The ingenious and incrementally moving solution is to go for broke. Just as Woolf's book beats its head against the bars of the conventional novel of character and narrative, so Katie Mitchell's production bangs its brow against the limitations of the theatre of permanent long-shot and crisply defined roles.

The excellent company of actors, all wearing black, are shown manning a cross between a recording studio, with sound-effect props, and a television studio where we watch people being filmed for the simultaneous and surreally intense close-up shots.
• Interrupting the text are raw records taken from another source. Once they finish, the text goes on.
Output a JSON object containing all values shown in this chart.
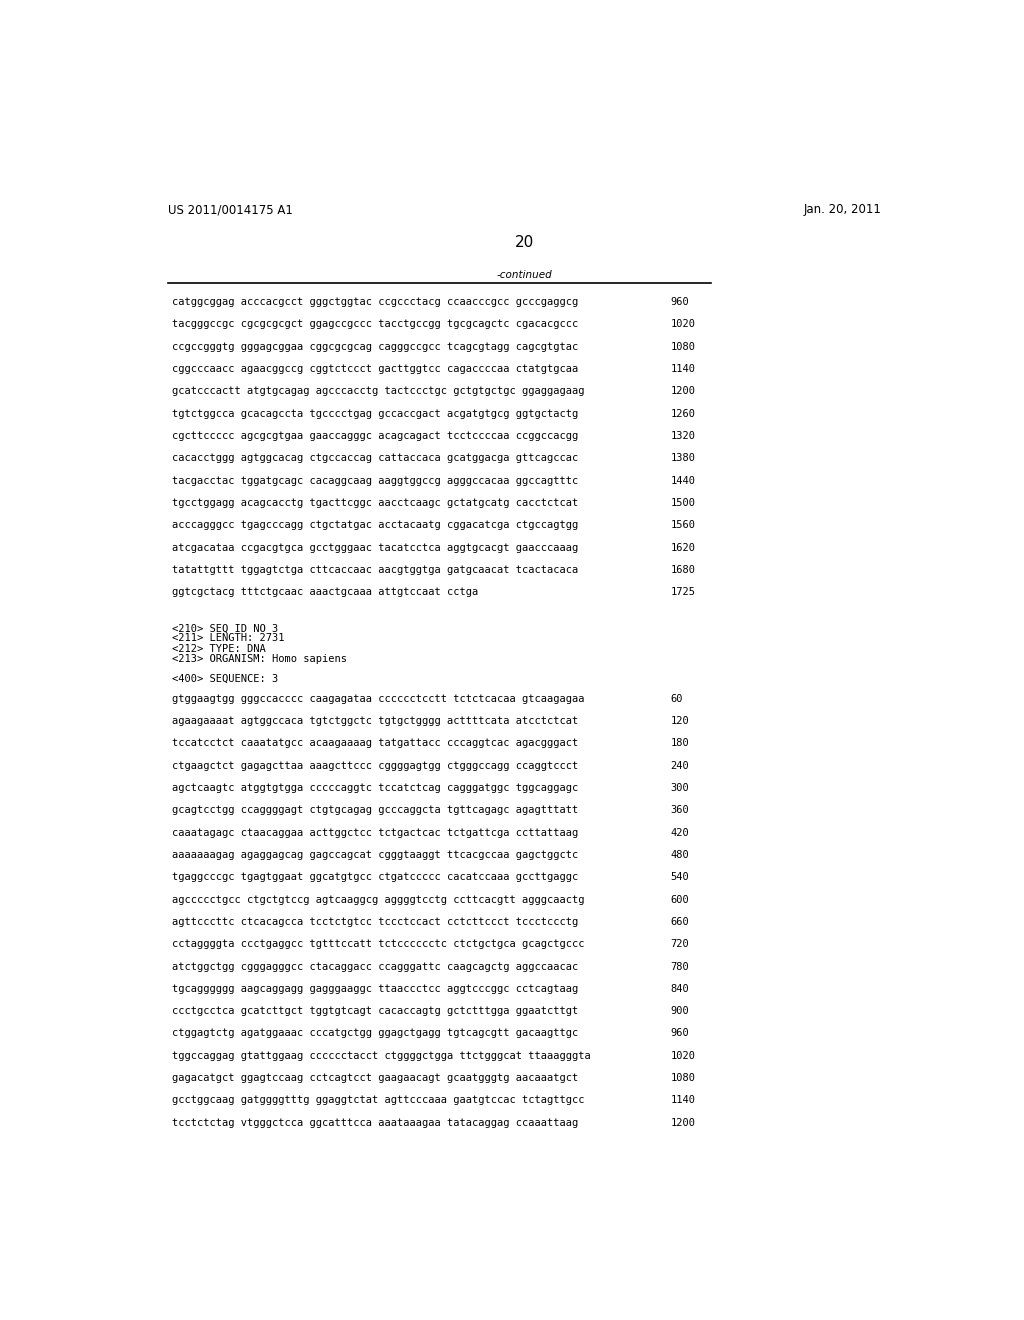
{
  "header_left": "US 2011/0014175 A1",
  "header_right": "Jan. 20, 2011",
  "page_number": "20",
  "continued_label": "-continued",
  "background_color": "#ffffff",
  "text_color": "#000000",
  "font_size_body": 7.5,
  "font_size_header": 8.5,
  "font_size_page": 11,
  "sequence_lines_part1": [
    [
      "catggcggag acccacgcct gggctggtac ccgccctacg ccaacccgcc gcccgaggcg",
      "960"
    ],
    [
      "tacgggccgc cgcgcgcgct ggagccgccc tacctgccgg tgcgcagctc cgacacgccc",
      "1020"
    ],
    [
      "ccgccgggtg gggagcggaa cggcgcgcag cagggccgcc tcagcgtagg cagcgtgtac",
      "1080"
    ],
    [
      "cggcccaacc agaacggccg cggtctccct gacttggtcc cagaccccaa ctatgtgcaa",
      "1140"
    ],
    [
      "gcatcccactt atgtgcagag agcccacctg tactccctgc gctgtgctgc ggaggagaag",
      "1200"
    ],
    [
      "tgtctggcca gcacagccta tgcccctgag gccaccgact acgatgtgcg ggtgctactg",
      "1260"
    ],
    [
      "cgcttccccc agcgcgtgaa gaaccagggc acagcagact tcctccccaa ccggccacgg",
      "1320"
    ],
    [
      "cacacctggg agtggcacag ctgccaccag cattaccaca gcatggacga gttcagccac",
      "1380"
    ],
    [
      "tacgacctac tggatgcagc cacaggcaag aaggtggccg agggccacaa ggccagtttc",
      "1440"
    ],
    [
      "tgcctggagg acagcacctg tgacttcggc aacctcaagc gctatgcatg cacctctcat",
      "1500"
    ],
    [
      "acccagggcc tgagcccagg ctgctatgac acctacaatg cggacatcga ctgccagtgg",
      "1560"
    ],
    [
      "atcgacataa ccgacgtgca gcctgggaac tacatcctca aggtgcacgt gaacccaaag",
      "1620"
    ],
    [
      "tatattgttt tggagtctga cttcaccaac aacgtggtga gatgcaacat tcactacaca",
      "1680"
    ],
    [
      "ggtcgctacg tttctgcaac aaactgcaaa attgtccaat cctga",
      "1725"
    ]
  ],
  "seq_info_lines": [
    "<210> SEQ ID NO 3",
    "<211> LENGTH: 2731",
    "<212> TYPE: DNA",
    "<213> ORGANISM: Homo sapiens"
  ],
  "seq_header": "<400> SEQUENCE: 3",
  "sequence_lines_part2": [
    [
      "gtggaagtgg gggccacccc caagagataa cccccctcctt tctctcacaa gtcaagagaa",
      "60"
    ],
    [
      "agaagaaaat agtggccaca tgtctggctc tgtgctgggg acttttcata atcctctcat",
      "120"
    ],
    [
      "tccatcctct caaatatgcc acaagaaaag tatgattacc cccaggtcac agacgggact",
      "180"
    ],
    [
      "ctgaagctct gagagcttaa aaagcttccc cggggagtgg ctgggccagg ccaggtccct",
      "240"
    ],
    [
      "agctcaagtc atggtgtgga cccccaggtc tccatctcag cagggatggc tggcaggagc",
      "300"
    ],
    [
      "gcagtcctgg ccaggggagt ctgtgcagag gcccaggcta tgttcagagc agagtttatt",
      "360"
    ],
    [
      "caaatagagc ctaacaggaa acttggctcc tctgactcac tctgattcga ccttattaag",
      "420"
    ],
    [
      "aaaaaaagag agaggagcag gagccagcat cgggtaaggt ttcacgccaa gagctggctc",
      "480"
    ],
    [
      "tgaggcccgc tgagtggaat ggcatgtgcc ctgatccccc cacatccaaa gccttgaggc",
      "540"
    ],
    [
      "agccccctgcc ctgctgtccg agtcaaggcg aggggtcctg ccttcacgtt agggcaactg",
      "600"
    ],
    [
      "agttcccttc ctcacagcca tcctctgtcc tccctccact cctcttccct tccctccctg",
      "660"
    ],
    [
      "cctaggggta ccctgaggcc tgtttccatt tctcccccctc ctctgctgca gcagctgccc",
      "720"
    ],
    [
      "atctggctgg cgggagggcc ctacaggacc ccagggattc caagcagctg aggccaacac",
      "780"
    ],
    [
      "tgcagggggg aagcaggagg gagggaaggc ttaaccctcc aggtcccggc cctcagtaag",
      "840"
    ],
    [
      "ccctgcctca gcatcttgct tggtgtcagt cacaccagtg gctctttgga ggaatcttgt",
      "900"
    ],
    [
      "ctggagtctg agatggaaac cccatgctgg ggagctgagg tgtcagcgtt gacaagttgc",
      "960"
    ],
    [
      "tggccaggag gtattggaag cccccctacct ctggggctgga ttctgggcat ttaaagggta",
      "1020"
    ],
    [
      "gagacatgct ggagtccaag cctcagtcct gaagaacagt gcaatgggtg aacaaatgct",
      "1080"
    ],
    [
      "gcctggcaag gatggggtttg ggaggtctat agttcccaaa gaatgtccac tctagttgcc",
      "1140"
    ],
    [
      "tcctctctag vtgggctcca ggcatttcca aaataaagaa tatacaggag ccaaattaag",
      "1200"
    ]
  ]
}
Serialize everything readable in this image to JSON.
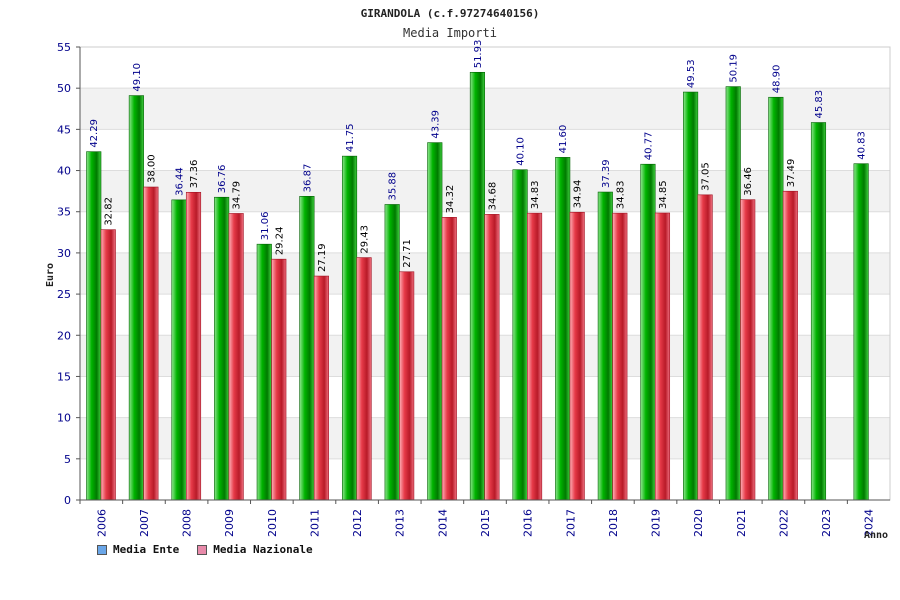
{
  "chart_data": {
    "type": "bar",
    "title": "GIRANDOLA (c.f.97274640156)",
    "subtitle": "Media Importi",
    "ylabel": "Euro",
    "xlabel": "Anno",
    "ylim": [
      0,
      55
    ],
    "yticks": [
      0,
      5,
      10,
      15,
      20,
      25,
      30,
      35,
      40,
      45,
      50,
      55
    ],
    "categories": [
      "2006",
      "2007",
      "2008",
      "2009",
      "2010",
      "2011",
      "2012",
      "2013",
      "2014",
      "2015",
      "2016",
      "2017",
      "2018",
      "2019",
      "2020",
      "2021",
      "2022",
      "2023",
      "2024"
    ],
    "series": [
      {
        "name": "Media Ente",
        "color": "#00a000",
        "values": [
          42.29,
          49.1,
          36.44,
          36.76,
          31.06,
          36.87,
          41.75,
          35.88,
          43.39,
          51.93,
          40.1,
          41.6,
          37.39,
          40.77,
          49.53,
          50.19,
          48.9,
          45.83,
          40.83
        ],
        "labels": [
          "42.29",
          "49.10",
          "36.44",
          "36.76",
          "31.06",
          "36.87",
          "41.75",
          "35.88",
          "43.39",
          "51.93",
          "40.10",
          "41.60",
          "37.39",
          "40.77",
          "49.53",
          "50.19",
          "48.90",
          "45.83",
          "40.83"
        ]
      },
      {
        "name": "Media Nazionale",
        "color": "#e03040",
        "values": [
          32.82,
          38.0,
          37.36,
          34.79,
          29.24,
          27.19,
          29.43,
          27.71,
          34.32,
          34.68,
          34.83,
          34.94,
          34.83,
          34.85,
          37.05,
          36.46,
          37.49,
          null,
          null
        ],
        "labels": [
          "32.82",
          "38.00",
          "37.36",
          "34.79",
          "29.24",
          "27.19",
          "29.43",
          "27.71",
          "34.32",
          "34.68",
          "34.83",
          "34.94",
          "34.83",
          "34.85",
          "37.05",
          "36.46",
          "37.49",
          "",
          ""
        ]
      }
    ],
    "legend": {
      "position": "bottom-left",
      "items": [
        {
          "label": "Media Ente",
          "color": "#6aa6e8"
        },
        {
          "label": "Media Nazionale",
          "color": "#e88aaa"
        }
      ]
    },
    "grid": true
  }
}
The piece is about the extent of our profound craving to feel part of a wholeness greater than individuality and the contrasting strength of our compulsion to retain the ego that feels jealousy, insecurity, sexual infatuation - things that are here surmounted only briefly in joint hero-worship of the dream-boat Perceval, who unfortunately dies.

The overhead camera angles and the twitchy surrealism of the shots reminded me of the work of the great Czech film-maker Jan Svankmajer, while the sensibility of a piece drenched in its own pre-nostalgia and desperate to get to the oceanic depths where difference is virtually a solecism recalled for me Raul Ruiz's great work in translating Proust to the screen.

True, at the start you may feel that you have wandered into a sect whose obscure practices you have been left to pick up on the hoof. And true, too, there is a thuddingly unfunny visual about gay infatuation that involves an avidly chomped down banana. But how marvellous that the National is prepared to go out on a limb on a production of such experimental calibre and coherence.